Most folks I see cutting springs are talking about 1/3 or 1/2 coil, maybe 1 full coil, and they all say to do it in iterations - install, measure, remove, cut, repeat. No thanks - I want to minimize time with the coil spring compressor. I'm going to try to calculate an answer, cut it once, and get close enough for now. Needless to say, much research ensued. Please see the FAQ at Eaton springs. I used the same equation they list, and checked it several ways before committing to cutting.  

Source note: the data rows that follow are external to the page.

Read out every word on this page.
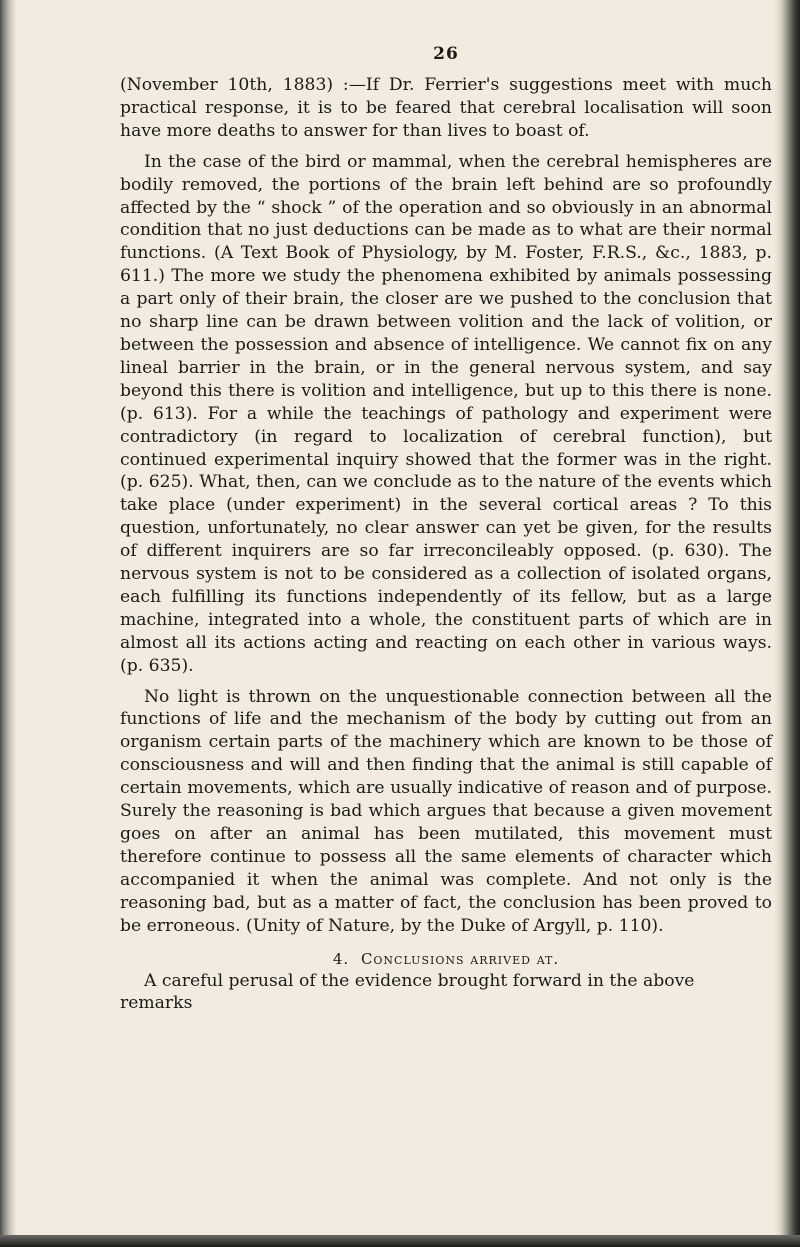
26

(November 10th, 1883) :—If Dr. Ferrier's suggestions meet with much practical response, it is to be feared that cerebral localisation will soon have more deaths to answer for than lives to boast of.

In the case of the bird or mammal, when the cerebral hemispheres are bodily removed, the portions of the brain left behind are so profoundly affected by the “ shock ” of the operation and so obviously in an abnormal condition that no just deductions can be made as to what are their normal functions. (A Text Book of Physiology, by M. Foster, F.R.S., &c., 1883, p. 611.) The more we study the phenomena exhibited by animals possessing a part only of their brain, the closer are we pushed to the conclusion that no sharp line can be drawn between volition and the lack of volition, or between the possession and absence of intelligence. We cannot fix on any lineal barrier in the brain, or in the general nervous system, and say beyond this there is volition and intelligence, but up to this there is none. (p. 613). For a while the teachings of pathology and experiment were contradictory (in regard to localization of cerebral function), but continued experimental inquiry showed that the former was in the right. (p. 625). What, then, can we conclude as to the nature of the events which take place (under experiment) in the several cortical areas ? To this question, unfortunately, no clear answer can yet be given, for the results of different inquirers are so far irreconcileably opposed. (p. 630). The nervous system is not to be considered as a collection of isolated organs, each fulfilling its functions independently of its fellow, but as a large machine, integrated into a whole, the constituent parts of which are in almost all its actions acting and reacting on each other in various ways. (p. 635).

No light is thrown on the unquestionable connection between all the functions of life and the mechanism of the body by cutting out from an organism certain parts of the machinery which are known to be those of consciousness and will and then finding that the animal is still capable of certain movements, which are usually indicative of reason and of purpose. Surely the reasoning is bad which argues that because a given movement goes on after an animal has been mutilated, this movement must therefore continue to possess all the same elements of character which accompanied it when the animal was complete. And not only is the reasoning bad, but as a matter of fact, the conclusion has been proved to be erroneous. (Unity of Nature, by the Duke of Argyll, p. 110).

4. Conclusions arrived at.

A careful perusal of the evidence brought forward in the above remarks
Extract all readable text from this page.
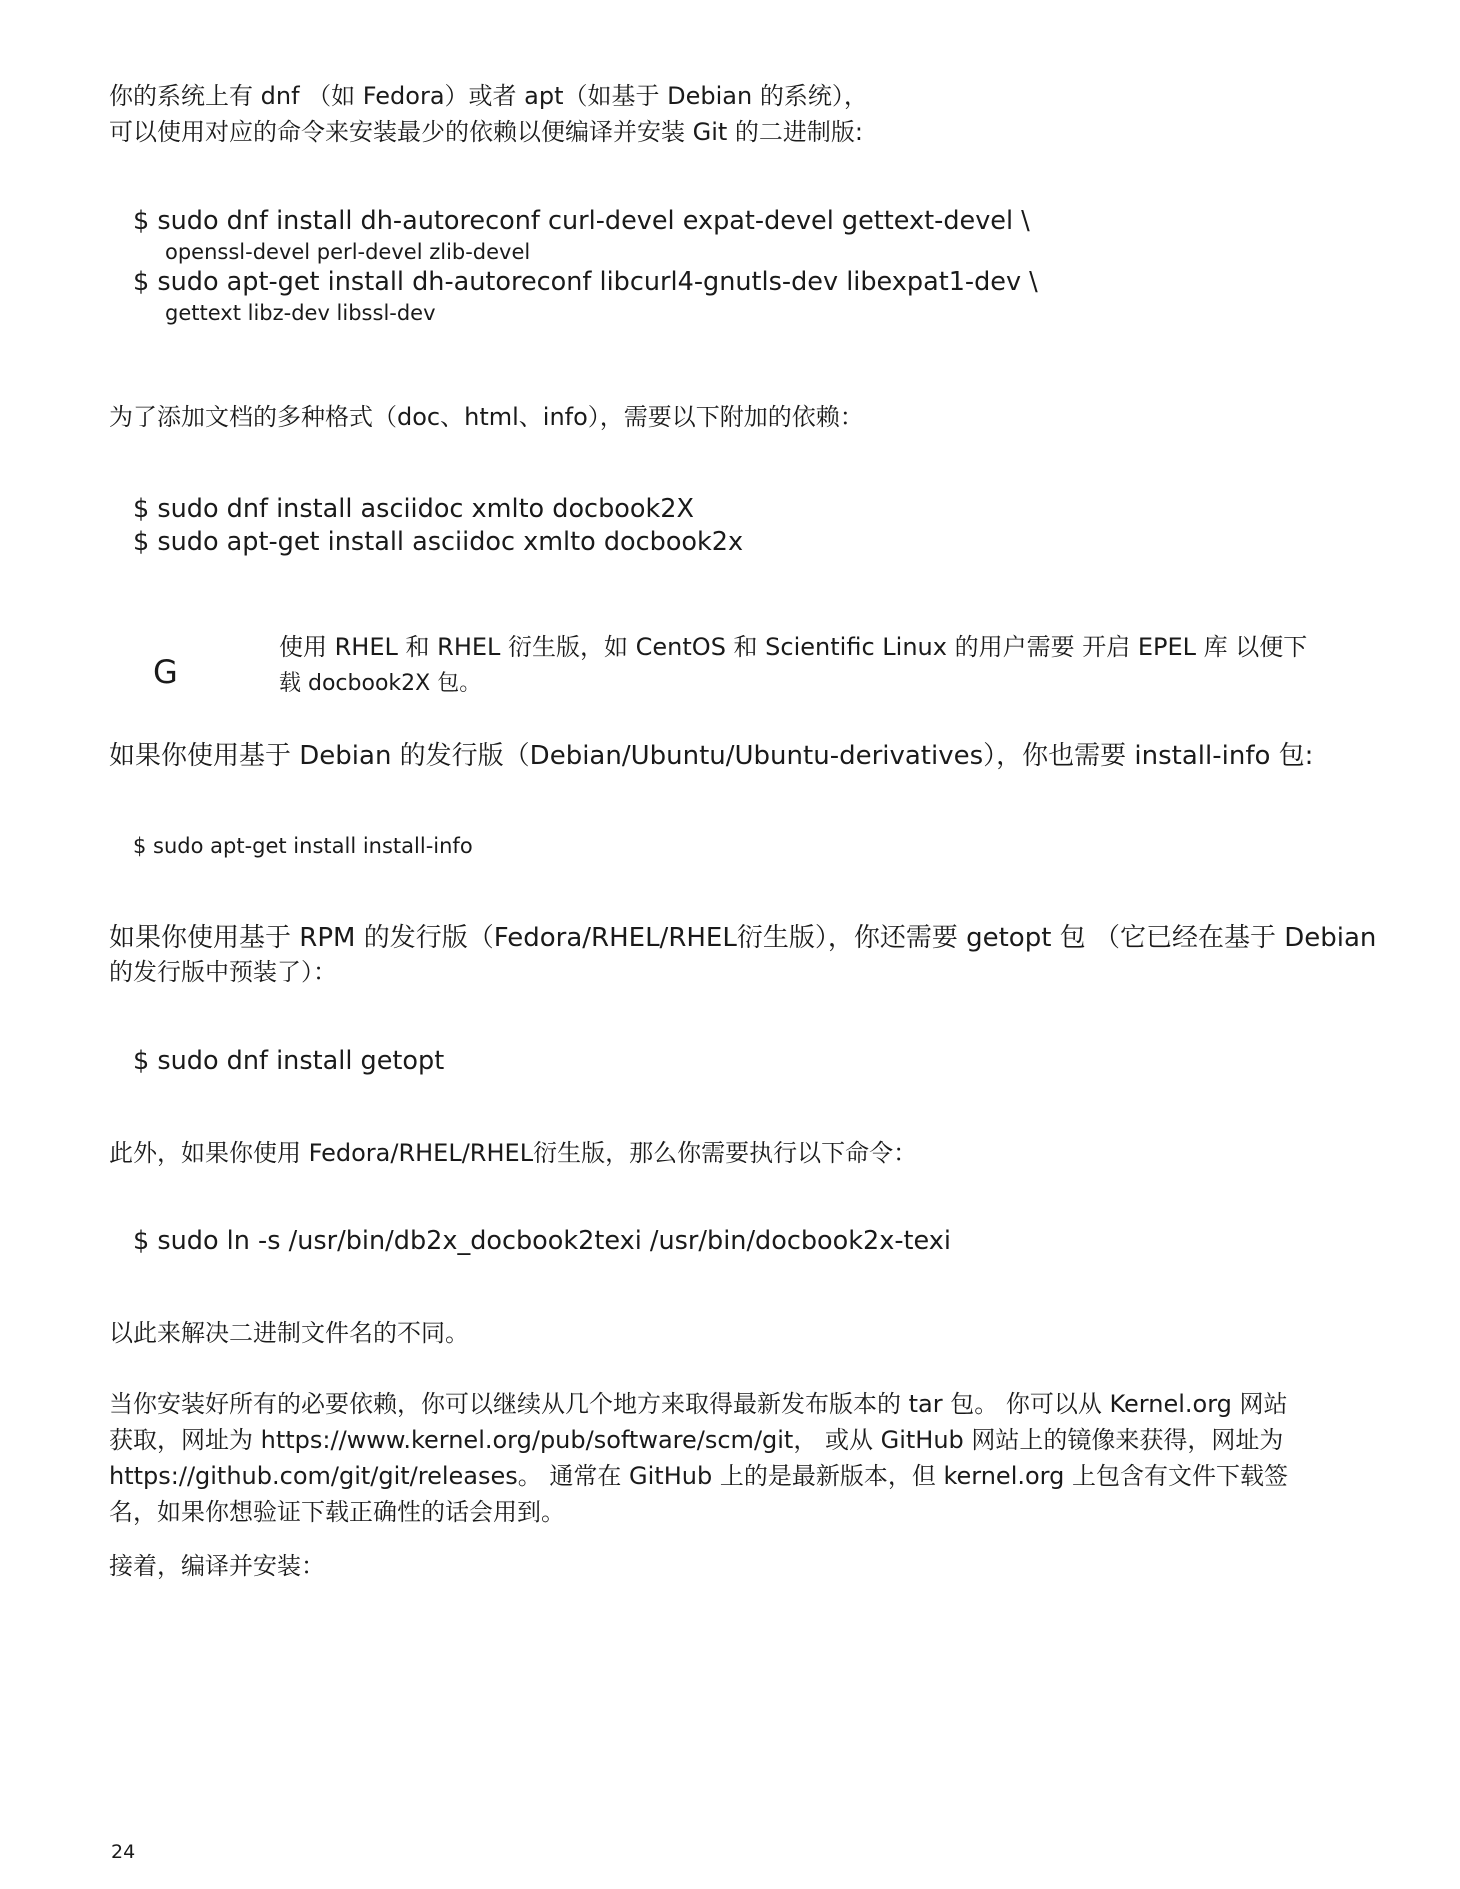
你的系统上有 dnf （如 Fedora）或者 apt（如基于 Debian 的系统），
可以使用对应的命令来安装最少的依赖以便编译并安装 Git 的二进制版:
$ sudo dnf install dh-autoreconf curl-devel expat-devel gettext-devel \
openssl-devel perl-devel zlib-devel
$ sudo apt-get install dh-autoreconf libcurl4-gnutls-dev libexpat1-dev \
gettext libz-dev libssl-dev
为了添加文档的多种格式（doc、html、info），需要以下附加的依赖：
$ sudo dnf install asciidoc xmlto docbook2X
$ sudo apt-get install asciidoc xmlto docbook2x
G
使用 RHEL 和 RHEL 衍生版，如 CentOS 和 Scientific Linux 的用户需要 开启 EPEL 库 以便下
载 docbook2X 包。
如果你使用基于 Debian 的发行版（Debian/Ubuntu/Ubuntu-derivatives），你也需要 install-info 包:
$ sudo apt-get install install-info
如果你使用基于 RPM 的发行版（Fedora/RHEL/RHEL衍生版），你还需要 getopt 包 （它已经在基于 Debian
的发行版中预装了）：
$ sudo dnf install getopt
此外，如果你使用 Fedora/RHEL/RHEL衍生版，那么你需要执行以下命令：
$ sudo ln -s /usr/bin/db2x_docbook2texi /usr/bin/docbook2x-texi
以此来解决二进制文件名的不同。
当你安装好所有的必要依赖，你可以继续从几个地方来取得最新发布版本的 tar 包。 你可以从 Kernel.org 网站
获取，网址为 https://www.kernel.org/pub/software/scm/git， 或从 GitHub 网站上的镜像来获得，网址为
https://github.com/git/git/releases。 通常在 GitHub 上的是最新版本，但 kernel.org 上包含有文件下载签
名，如果你想验证下载正确性的话会用到。
接着，编译并安装：
24
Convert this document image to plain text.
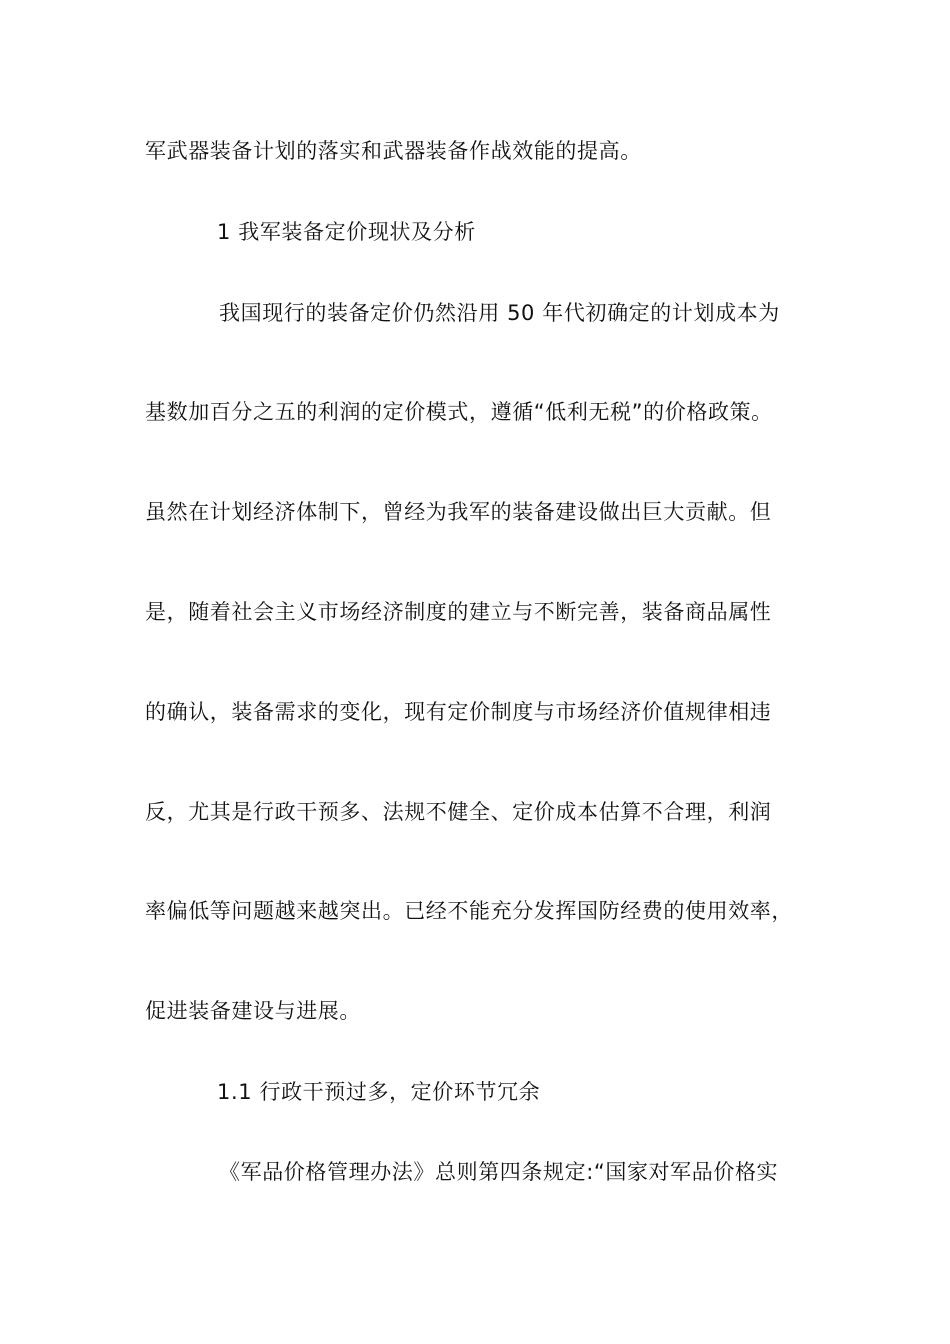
军武器装备计划的落实和武器装备作战效能的提高。
1 我军装备定价现状及分析
我国现行的装备定价仍然沿用 50 年代初确定的计划成本为
基数加百分之五的利润的定价模式，遵循“低利无税”的价格政策。
虽然在计划经济体制下，曾经为我军的装备建设做出巨大贡献。但
是，随着社会主义市场经济制度的建立与不断完善，装备商品属性
的确认，装备需求的变化，现有定价制度与市场经济价值规律相违
反，尤其是行政干预多、法规不健全、定价成本估算不合理，利润
率偏低等问题越来越突出。已经不能充分发挥国防经费的使用效率，
促进装备建设与进展。
1.1 行政干预过多，定价环节冗余
《军品价格管理办法》总则第四条规定:“国家对军品价格实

The springs have some fixed values like wire diameter and spring diameter, and some variables like number of springs and the height. I also spent a lot of time trying to figure out what factory spring rates were for original springs as a sanity test for my work. Then I wired up the spring equation in MS Excel and varied the number of coils (and thus the height) to see how much I needed to cut off the springs to get close to by desired spring rate (less than  the competition handling springs, close to GT rates). 

As it happens, cutting a spring raises its spring rate. Cut too much and you'll have a spring that's not only too short but too stiff as well. Both values change as a function of spring length, so I put in a range of values to see what would happen. I used the stock values, the rates I found for original competition handling springs, and some in-betweens.


At a glance, it looks like cutting one coil from my new coils will drop the height by 2 inches (which I want) and increase the rate from 284 lbs/in to 325 lbs/in (which I also want). It also shows that I'd have to cut these new coils down to 12.5" to match the old competition handling spring rates. Finally, I plotted the all these points as height versus rate to make sure no weirdness was afoot.

This also illustrates that when someone says they have "620" springs in their car, they're likely referring to the wire diameter, not the spring rate. I'd have to cut my big-block GT springs in half to get to a 620 lbs/in spring rate.

After all that, we're going to cut exactly one coil. Be patient, spring steel is harder than most. Be sure the cut end is as perpendicular as possible to properly seat against the spring seat tab.

And then one last time with the coil spring compressor. Sure enough, the trimmed springs go in a lot easier, and sit in the spring perch nicely. I won't know for sure until the car is pretty much fully assembled if I got it right or not. Let's pretend it's right.

And I never want to mess with them ever again.